Ontario has three nuclear power plants that use the great lakes as their cooling source:
1. Bruce Nuclear, the world's largest NPP at 6,430MW (presently) and consists of 8 units spread over two packs of 4, sites A and B. It is located on the shores of Lake Huron.
2. Darlington Nuclear, a single 4-pack of 3,512MW located on Lake Ontario
3. Pickering Nuclear, two 4-packs, but two units are shuttered, so 6x units totalling 3,100MW located on Lake Ontario
Lake Ontario is of course downstream from the other lakes, and also significantly smaller than Huron. This appears to be having an impact on output:
If we look at Darlington units 1 and 2, these are 878MW nominal units. Contrast those to Bruce B unit 7 at 822MW and we can see how much of a difference lake temperature can have on output. Pickering output is also down, and proportionally, even moreso than Darlington, for the same reason. Overall, Darlington output is down 167MW right now, which isn't a lot in the big scheme of things, but still worth mentioning. I've never seen a unit at Bruce produce more than a unit at Darlington, so this morning, observing just that, was a first for me.
I refer to Bruce Unit 7 as a rock star, because it consistently produces much higher than nameplate. But it is obvious that Lake Huron temperatures and larger sink capacity have a decided advantage when conditions are as they are now.
For those interested in why Pickering output would be more impacted than Darlington, the inlet/outlet arrangements at all three plants, which I've mentioned in a previous thread, are different.
Pickering: Its inlets are directly on the front of the plant, outlets are on the side.

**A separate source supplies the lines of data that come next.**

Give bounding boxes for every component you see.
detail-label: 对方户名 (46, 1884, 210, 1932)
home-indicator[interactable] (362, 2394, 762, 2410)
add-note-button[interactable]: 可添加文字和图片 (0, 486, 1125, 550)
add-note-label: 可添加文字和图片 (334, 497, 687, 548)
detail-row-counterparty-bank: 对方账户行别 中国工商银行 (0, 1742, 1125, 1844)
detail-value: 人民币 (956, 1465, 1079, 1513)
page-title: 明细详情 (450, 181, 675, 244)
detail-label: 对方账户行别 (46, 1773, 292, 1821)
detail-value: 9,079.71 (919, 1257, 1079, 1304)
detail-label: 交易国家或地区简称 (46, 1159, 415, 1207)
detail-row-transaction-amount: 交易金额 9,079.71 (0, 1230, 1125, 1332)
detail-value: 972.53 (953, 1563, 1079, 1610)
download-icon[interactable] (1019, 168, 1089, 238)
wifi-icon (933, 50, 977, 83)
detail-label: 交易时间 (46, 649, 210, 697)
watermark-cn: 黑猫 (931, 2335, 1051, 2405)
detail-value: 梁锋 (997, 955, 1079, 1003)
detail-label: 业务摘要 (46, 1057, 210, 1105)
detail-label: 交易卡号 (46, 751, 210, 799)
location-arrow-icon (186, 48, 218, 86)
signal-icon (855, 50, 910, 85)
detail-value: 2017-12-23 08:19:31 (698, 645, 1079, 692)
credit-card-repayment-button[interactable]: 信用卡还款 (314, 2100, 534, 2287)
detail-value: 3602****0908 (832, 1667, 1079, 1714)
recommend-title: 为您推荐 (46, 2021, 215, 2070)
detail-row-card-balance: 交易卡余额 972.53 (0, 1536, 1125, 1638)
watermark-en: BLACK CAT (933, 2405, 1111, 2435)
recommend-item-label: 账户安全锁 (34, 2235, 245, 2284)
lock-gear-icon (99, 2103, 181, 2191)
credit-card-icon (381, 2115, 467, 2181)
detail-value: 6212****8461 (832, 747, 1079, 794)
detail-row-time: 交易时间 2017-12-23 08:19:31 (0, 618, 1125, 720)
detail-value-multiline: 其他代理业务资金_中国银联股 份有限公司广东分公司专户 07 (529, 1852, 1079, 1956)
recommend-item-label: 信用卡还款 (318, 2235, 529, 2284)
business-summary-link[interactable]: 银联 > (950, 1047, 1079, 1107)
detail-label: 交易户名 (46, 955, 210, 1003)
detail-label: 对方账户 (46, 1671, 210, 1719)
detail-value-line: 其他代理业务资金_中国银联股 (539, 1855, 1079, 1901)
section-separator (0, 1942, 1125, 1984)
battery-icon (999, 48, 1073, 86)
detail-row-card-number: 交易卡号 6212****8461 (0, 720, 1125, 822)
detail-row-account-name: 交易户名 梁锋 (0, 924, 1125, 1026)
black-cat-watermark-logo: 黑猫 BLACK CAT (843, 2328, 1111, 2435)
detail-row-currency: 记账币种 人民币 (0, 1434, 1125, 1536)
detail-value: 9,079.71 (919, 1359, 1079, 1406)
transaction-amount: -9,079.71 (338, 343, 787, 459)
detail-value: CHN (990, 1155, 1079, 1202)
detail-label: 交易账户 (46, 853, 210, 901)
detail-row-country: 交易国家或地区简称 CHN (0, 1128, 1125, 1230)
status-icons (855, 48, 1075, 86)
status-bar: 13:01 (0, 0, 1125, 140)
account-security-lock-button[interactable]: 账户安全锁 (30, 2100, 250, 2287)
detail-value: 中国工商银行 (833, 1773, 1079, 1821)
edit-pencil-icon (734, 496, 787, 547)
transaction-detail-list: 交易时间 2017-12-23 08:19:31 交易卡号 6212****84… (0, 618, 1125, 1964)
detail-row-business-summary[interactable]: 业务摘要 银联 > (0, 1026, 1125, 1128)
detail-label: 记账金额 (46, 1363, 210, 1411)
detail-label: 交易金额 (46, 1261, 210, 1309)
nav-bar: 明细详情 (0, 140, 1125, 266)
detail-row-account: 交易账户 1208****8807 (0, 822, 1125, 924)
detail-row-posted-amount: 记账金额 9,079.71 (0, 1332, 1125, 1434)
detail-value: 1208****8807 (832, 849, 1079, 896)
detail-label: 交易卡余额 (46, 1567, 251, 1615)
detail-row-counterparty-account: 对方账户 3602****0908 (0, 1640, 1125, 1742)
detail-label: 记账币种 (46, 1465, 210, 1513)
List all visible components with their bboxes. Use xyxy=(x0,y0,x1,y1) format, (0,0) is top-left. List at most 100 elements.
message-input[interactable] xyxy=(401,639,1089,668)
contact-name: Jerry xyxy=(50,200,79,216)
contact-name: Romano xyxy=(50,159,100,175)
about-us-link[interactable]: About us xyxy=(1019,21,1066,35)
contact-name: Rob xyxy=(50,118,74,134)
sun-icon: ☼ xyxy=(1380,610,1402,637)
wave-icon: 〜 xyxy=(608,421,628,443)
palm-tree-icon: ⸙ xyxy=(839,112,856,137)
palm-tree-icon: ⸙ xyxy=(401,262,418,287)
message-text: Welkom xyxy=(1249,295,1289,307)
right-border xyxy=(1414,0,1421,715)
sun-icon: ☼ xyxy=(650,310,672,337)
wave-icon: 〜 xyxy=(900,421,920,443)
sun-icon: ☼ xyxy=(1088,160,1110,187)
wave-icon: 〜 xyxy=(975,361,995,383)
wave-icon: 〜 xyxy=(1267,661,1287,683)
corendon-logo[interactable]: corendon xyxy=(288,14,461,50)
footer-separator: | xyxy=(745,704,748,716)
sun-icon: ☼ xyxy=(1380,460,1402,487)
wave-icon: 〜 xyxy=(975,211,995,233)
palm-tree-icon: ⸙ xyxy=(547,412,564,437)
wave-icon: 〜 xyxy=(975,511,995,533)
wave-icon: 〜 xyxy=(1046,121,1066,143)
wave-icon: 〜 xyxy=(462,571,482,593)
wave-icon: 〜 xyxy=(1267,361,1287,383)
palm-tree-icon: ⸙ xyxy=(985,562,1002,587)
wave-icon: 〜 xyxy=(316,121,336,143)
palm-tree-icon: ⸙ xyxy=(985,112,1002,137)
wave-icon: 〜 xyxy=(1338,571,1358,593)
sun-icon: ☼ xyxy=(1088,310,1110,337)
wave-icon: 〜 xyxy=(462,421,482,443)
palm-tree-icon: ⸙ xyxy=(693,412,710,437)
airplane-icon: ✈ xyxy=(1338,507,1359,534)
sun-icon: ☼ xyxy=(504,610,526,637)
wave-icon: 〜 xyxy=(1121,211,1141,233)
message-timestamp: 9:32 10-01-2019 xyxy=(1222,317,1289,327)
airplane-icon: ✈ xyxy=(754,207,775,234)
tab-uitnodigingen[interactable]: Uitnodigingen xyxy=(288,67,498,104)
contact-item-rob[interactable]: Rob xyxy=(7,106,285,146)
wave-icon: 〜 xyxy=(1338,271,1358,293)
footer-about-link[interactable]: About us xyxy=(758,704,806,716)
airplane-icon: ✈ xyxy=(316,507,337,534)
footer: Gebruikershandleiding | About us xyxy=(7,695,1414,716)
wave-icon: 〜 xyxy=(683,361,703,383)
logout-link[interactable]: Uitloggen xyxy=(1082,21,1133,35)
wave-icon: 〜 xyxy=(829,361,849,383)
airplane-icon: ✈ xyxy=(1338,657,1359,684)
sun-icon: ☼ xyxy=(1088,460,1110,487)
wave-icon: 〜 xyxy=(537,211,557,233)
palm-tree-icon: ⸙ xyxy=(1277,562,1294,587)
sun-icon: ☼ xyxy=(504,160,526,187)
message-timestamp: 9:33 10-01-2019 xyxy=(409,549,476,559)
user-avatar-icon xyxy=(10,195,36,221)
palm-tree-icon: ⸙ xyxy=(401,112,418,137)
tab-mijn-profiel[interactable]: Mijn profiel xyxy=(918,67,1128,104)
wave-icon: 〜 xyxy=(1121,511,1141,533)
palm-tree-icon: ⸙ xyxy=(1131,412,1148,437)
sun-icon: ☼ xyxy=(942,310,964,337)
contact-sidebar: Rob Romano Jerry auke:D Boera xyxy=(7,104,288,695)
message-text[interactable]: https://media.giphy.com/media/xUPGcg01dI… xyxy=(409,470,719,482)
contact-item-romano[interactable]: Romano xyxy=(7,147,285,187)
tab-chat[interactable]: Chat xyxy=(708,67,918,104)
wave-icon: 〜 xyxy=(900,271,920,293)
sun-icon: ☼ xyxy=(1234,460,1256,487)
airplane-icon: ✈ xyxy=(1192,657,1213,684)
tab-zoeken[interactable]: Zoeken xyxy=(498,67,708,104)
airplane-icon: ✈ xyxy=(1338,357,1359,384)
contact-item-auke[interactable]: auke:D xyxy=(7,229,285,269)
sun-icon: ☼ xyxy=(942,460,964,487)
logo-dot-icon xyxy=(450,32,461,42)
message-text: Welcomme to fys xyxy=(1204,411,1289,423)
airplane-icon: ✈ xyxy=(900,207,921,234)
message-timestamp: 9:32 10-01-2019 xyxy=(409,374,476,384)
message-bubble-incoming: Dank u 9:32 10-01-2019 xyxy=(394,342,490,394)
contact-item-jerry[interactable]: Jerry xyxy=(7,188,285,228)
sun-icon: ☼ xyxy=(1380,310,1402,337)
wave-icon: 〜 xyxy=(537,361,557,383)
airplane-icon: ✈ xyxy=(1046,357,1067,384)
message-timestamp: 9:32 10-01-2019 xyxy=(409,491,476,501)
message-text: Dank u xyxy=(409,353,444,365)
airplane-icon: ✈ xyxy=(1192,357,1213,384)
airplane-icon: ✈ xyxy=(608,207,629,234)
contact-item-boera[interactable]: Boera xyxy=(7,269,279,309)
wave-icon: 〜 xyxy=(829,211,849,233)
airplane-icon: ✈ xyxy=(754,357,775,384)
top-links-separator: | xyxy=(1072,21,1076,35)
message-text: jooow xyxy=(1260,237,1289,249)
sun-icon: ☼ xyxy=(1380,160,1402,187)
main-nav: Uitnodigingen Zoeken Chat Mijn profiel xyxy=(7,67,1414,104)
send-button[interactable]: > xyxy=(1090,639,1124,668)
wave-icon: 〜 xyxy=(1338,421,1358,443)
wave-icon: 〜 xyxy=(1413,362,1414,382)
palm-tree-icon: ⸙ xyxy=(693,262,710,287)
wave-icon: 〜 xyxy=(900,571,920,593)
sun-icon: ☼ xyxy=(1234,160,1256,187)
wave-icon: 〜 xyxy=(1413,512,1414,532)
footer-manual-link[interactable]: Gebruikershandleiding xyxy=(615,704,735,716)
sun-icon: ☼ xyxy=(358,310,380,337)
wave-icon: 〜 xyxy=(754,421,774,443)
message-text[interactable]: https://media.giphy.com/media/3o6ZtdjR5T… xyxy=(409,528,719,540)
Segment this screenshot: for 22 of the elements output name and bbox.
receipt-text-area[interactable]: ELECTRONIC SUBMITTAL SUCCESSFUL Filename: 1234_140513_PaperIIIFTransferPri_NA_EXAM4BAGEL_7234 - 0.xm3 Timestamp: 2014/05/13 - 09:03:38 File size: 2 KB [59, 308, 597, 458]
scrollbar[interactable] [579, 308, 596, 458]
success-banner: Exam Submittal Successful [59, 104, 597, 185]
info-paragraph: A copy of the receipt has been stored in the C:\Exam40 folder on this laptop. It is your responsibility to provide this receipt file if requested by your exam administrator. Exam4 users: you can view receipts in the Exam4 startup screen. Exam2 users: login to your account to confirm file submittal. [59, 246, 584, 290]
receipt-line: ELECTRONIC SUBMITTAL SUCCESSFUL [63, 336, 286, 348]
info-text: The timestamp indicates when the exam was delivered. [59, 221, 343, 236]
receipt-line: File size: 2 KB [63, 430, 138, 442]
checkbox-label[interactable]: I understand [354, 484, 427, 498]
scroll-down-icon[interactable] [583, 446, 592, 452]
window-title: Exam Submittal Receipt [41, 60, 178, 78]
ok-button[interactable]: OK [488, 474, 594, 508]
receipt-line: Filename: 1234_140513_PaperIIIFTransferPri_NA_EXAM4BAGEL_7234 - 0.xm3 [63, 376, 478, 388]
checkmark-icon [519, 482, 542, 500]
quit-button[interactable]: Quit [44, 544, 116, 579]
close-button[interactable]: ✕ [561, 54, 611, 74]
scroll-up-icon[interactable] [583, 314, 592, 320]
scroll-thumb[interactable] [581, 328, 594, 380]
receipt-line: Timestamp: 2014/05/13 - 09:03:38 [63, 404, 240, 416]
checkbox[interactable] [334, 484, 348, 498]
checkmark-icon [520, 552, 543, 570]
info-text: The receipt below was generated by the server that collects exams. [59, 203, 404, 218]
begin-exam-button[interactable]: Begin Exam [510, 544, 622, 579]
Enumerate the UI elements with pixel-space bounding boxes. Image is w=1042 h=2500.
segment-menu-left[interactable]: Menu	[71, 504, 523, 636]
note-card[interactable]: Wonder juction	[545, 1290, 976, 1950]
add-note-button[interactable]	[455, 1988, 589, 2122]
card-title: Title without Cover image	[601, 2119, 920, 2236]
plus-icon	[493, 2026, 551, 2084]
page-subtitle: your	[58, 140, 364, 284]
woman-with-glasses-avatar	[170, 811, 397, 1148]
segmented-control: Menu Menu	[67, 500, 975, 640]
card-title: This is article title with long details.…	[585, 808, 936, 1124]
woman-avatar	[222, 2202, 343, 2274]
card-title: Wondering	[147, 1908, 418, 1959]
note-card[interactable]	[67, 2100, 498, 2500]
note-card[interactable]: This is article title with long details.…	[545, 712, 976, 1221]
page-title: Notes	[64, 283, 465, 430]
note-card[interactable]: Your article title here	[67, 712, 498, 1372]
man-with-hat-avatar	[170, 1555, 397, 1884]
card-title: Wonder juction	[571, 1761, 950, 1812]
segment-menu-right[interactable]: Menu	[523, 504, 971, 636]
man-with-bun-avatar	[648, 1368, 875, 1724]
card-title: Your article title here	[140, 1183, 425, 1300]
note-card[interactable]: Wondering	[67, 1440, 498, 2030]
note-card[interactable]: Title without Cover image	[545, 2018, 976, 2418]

Bruce A/B: Its inlets are offshore (conduit that runs along the bottom for each 4-pack out into the lake), outlets are at the shore
Darlington: Its inlet is roughly 1km offshore similar to Bruce, outlet diffuser is also offshore, run at an angle and distanced downstream from the inlet
So Pickering would be ingesting the warmest water of the group (and can also be impacted by algae blooms) and Darlington and Bruce are simply limited by overall lake temperatures. Current temps offshore from Toronto are 25.5C, whereas Huron is 17C near Bruce.
For those wondering about the absent units:
- Bruce 1 just set a site record of 693 days continuous operation and went down for what appears to be an unplanned maintenance outage
- Bruce 6 is offline for the next two years for refurbishment.
- Pickering 8 is down for a scheduled maintenance outage and I expect will be back soon.
Darlington 1 is currently well on its way to beat the world operation record of 940 days, it hit 895 days yesterday.
Mother nature has no compassion it balance itself does what it has to do. Now if the heat wave is to cut the water level down it does nothing man can do about it.